The chamber was silent but for the low, constant hum of the Isu mechanisms embedded in the floor and walls—ancient technology pulsing like a dormant heartbeat, now roused.
Thessara's breath hitched sharply as the preservation field dissipated around her. Light shimmered along her skin as neural pathways reignited, data streams reconnecting to a consciousness long buried beneath layers of engineered slumber. She gasped, her eyes snapping open—pure silver irises aglow, flashing with fragmented memory and raw confusion.
Kaelen took a step forward, but Saphira raised a hand. "Wait."
Thessara staggered. Her legs, unaccustomed to weight, buckled slightly before she caught herself. The room watched her like a coiled spring—tense, prepared. Not out of fear. Out of experience. Every Awakened knew what it meant to rise from the Sleep with memory in flux. And Thessara had not awoken gently.
She looked around with sharp, rapid movements, taking in the faces. Familiar. Distant. Ghosts.
Her gaze locked on Kaelen, and the effect was immediate—her eyes widened, her posture stiffened. There was recognition there. But it wasn't reverent or warm. It was searing, like an old wound remembered.
"You," she breathed. Her voice was layered—something about it resonated in frequencies Kaelen felt more than heard.
He didn't flinch. "You remember me."
Thessara tilted her head, expression unreadable. "I remember... fragments. Fire. Betrayal. And silence. You were at the end of it."
Saphira stepped in front of Kaelen. "Thessara. Your name, your identity, your designation. Tell us what you remember—accurately. Coherently."
Thessara's lip curled. "And if I refuse?"
"You've already been restrained once," Saphira said evenly. "We'd rather not do it again."
A beat passed, and then Thessara let out a low, bitter laugh. "You still think in linear threats. Still think we're fragile flesh, needing coercion."

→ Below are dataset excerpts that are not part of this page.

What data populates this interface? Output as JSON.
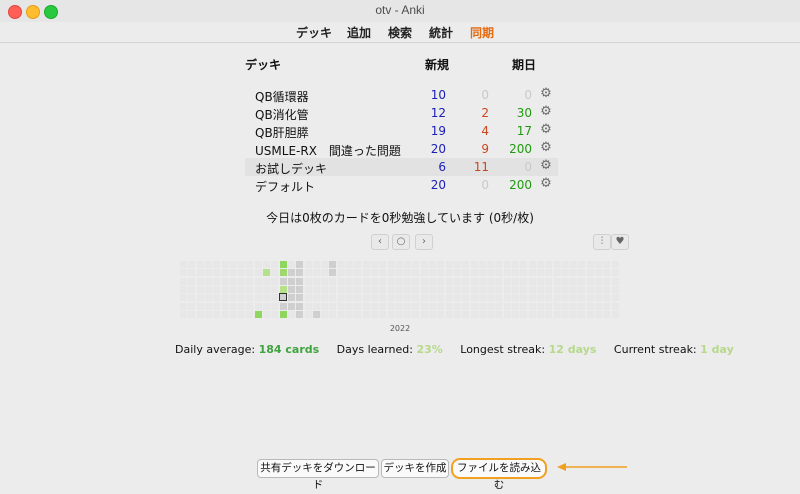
{
  "window": {
    "title": "otv - Anki"
  },
  "toolbar": {
    "items": [
      "デッキ",
      "追加",
      "検索",
      "統計",
      "同期"
    ]
  },
  "deck_list": {
    "headers": {
      "deck": "デッキ",
      "new": "新規",
      "due": "期日"
    },
    "rows": [
      {
        "name": "QB循環器",
        "new": "10",
        "learn": "0",
        "due": "0"
      },
      {
        "name": "QB消化管",
        "new": "12",
        "learn": "2",
        "due": "30"
      },
      {
        "name": "QB肝胆膵",
        "new": "19",
        "learn": "4",
        "due": "17"
      },
      {
        "name": "USMLE-RX　間違った問題",
        "new": "20",
        "learn": "9",
        "due": "200"
      },
      {
        "name": "お試しデッキ",
        "new": "6",
        "learn": "11",
        "due": "0"
      },
      {
        "name": "デフォルト",
        "new": "20",
        "learn": "0",
        "due": "200"
      }
    ]
  },
  "studied_today": "今日は0枚のカードを0秒勉強しています (0秒/枚)",
  "heatmap": {
    "year": "2022",
    "nav": {
      "prev": "‹",
      "today": "○",
      "next": "›"
    }
  },
  "stats": {
    "daily_average_label": "Daily average:",
    "daily_average_value": "184 cards",
    "days_learned_label": "Days learned:",
    "days_learned_value": "23%",
    "longest_streak_label": "Longest streak:",
    "longest_streak_value": "12 days",
    "current_streak_label": "Current streak:",
    "current_streak_value": "1 day"
  },
  "buttons": {
    "download": "共有デッキをダウンロード",
    "create": "デッキを作成",
    "import": "ファイルを読み込む"
  },
  "colors": {
    "sync": "#e36b12",
    "new": "#1c20b5",
    "learn": "#c9471e",
    "due": "#1f9a0f",
    "accent_ring": "#f2a01f"
  }
}
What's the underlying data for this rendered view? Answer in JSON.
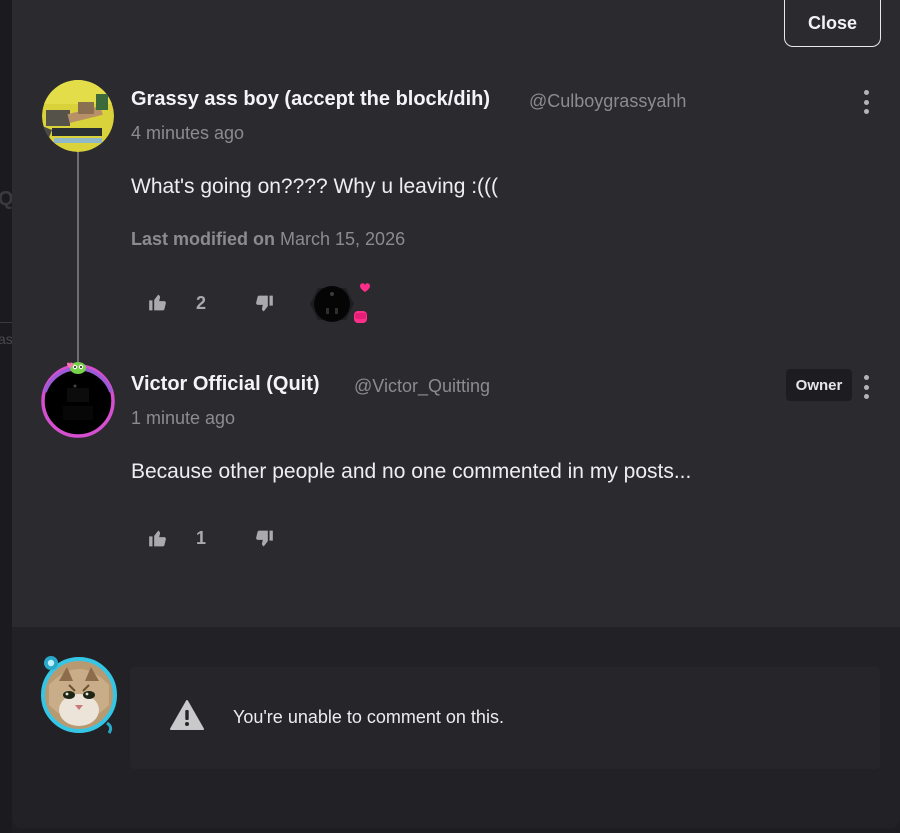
{
  "window": {
    "close_label": "Close"
  },
  "backdrop": {
    "ghost_q": "Q",
    "ghost_as": "as"
  },
  "comments": [
    {
      "name": "Grassy ass boy (accept the block/dih)",
      "handle": "@Culboygrassyahh",
      "time": "4 minutes ago",
      "body": "What's going on???? Why u leaving :(((",
      "modified_label": "Last modified on",
      "modified_date": "March 15, 2026",
      "upvotes": "2",
      "icons": {
        "upvote": "thumbs-up-icon",
        "downvote": "thumbs-down-icon",
        "reaction": "reaction-avatar-icon",
        "menu": "kebab-menu-icon"
      }
    },
    {
      "name": "Victor Official (Quit)",
      "handle": "@Victor_Quitting",
      "time": "1 minute ago",
      "body": "Because other people and no one commented in my posts...",
      "badge": "Owner",
      "upvotes": "1",
      "icons": {
        "upvote": "thumbs-up-icon",
        "downvote": "thumbs-down-icon",
        "menu": "kebab-menu-icon"
      }
    }
  ],
  "composer": {
    "notice": "You're unable to comment on this.",
    "icon": "warning-triangle-icon"
  },
  "colors": {
    "modal_bg": "#2b2a2f",
    "footer_bg": "#222125",
    "reaction_pink": "#ff2e8a",
    "owner_ring": "#d64fd0",
    "current_user_ring": "#35c6e6"
  }
}
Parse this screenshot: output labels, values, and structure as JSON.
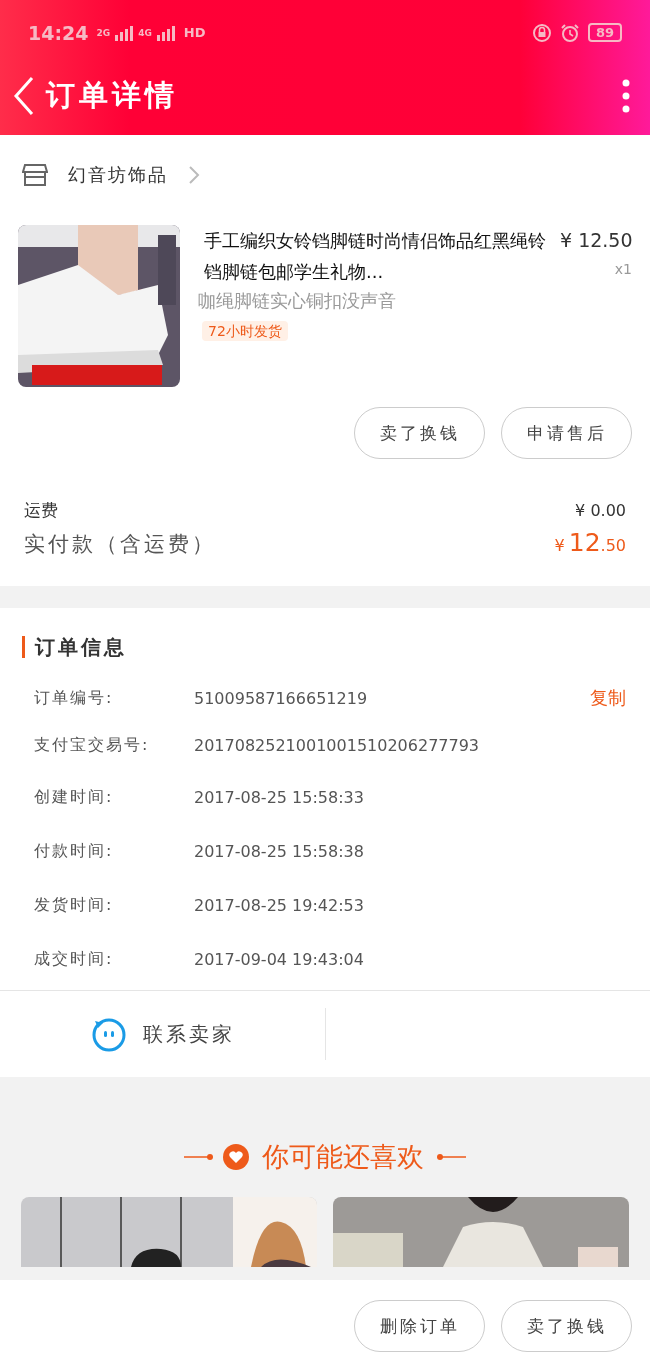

"We think you're dangerous," murmured one of the others. Ruan, perhaps.
"I was dangerous," she corrected. "Now? I'm something else."
Kaelen stepped forward. "You served under Vael'Ruun. That much is encoded in the core memory data. But the records show corruption, fragmentation. What happened to your memory?"
Thessara's eyes flicked to his. "Because I wasn't made to remember. I was made to endure."
That silenced the room.
She turned her gaze to the ceiling, as if seeing through it, beyond it. "Project Cindarion," she whispered.
Saphira's brow furrowed. "That doesn't appear in any archives we've uncovered."
"It wouldn't." Thessara's voice grew stronger, steadier. "Cindarion wasn't part of the main rebellion. It was a shadow—embedded within us. A failsafe. Not for humanity. Not for freedom. For the continuation of the Isu."
Kaelen's heart pounded. "A contingency?"
Thessara's gaze snapped back to him. "You know how we fell. You remember the arrogance, the infighting, the split in ideals. But some among us didn't care about survival. They cared about ascendance. And when they realized the end was coming… they created vessels. Genetic crucibles. Me. Others. Programs, not people. Silent… until now."
The words hung in the air, heavy with implication.
Kaelen felt the echo of Vael stir in his mind, like a wind passing through hollow ruins. Cindarion… I buried that name... but why?
Saphira exchanged a glance with the others. "Are you saying you were created to preserve a separate Isu ideology?"
"No." Thessara's expression softened, turned strange. "I was created to judge the moment of rebirth. To see which flame would rise—and which would be extinguished."
"Then are you our enemy?" Kaelen asked, quietly.
Thessara looked at him again—really looked. Her expression trembled, just for an instant. "I don't know," she said. "But I know you. Vael... you left something undone. Something broken. You ran before the end."
Kaelen stepped closer, voice firm but not unkind. "Then help me fix it."
The silence that followed was not empty. It was full of memory, of weight, of time compressing between them like gravity.
Thessara slowly lowered her head. "Then ask your questions. And I will give you the truth I was never meant to speak."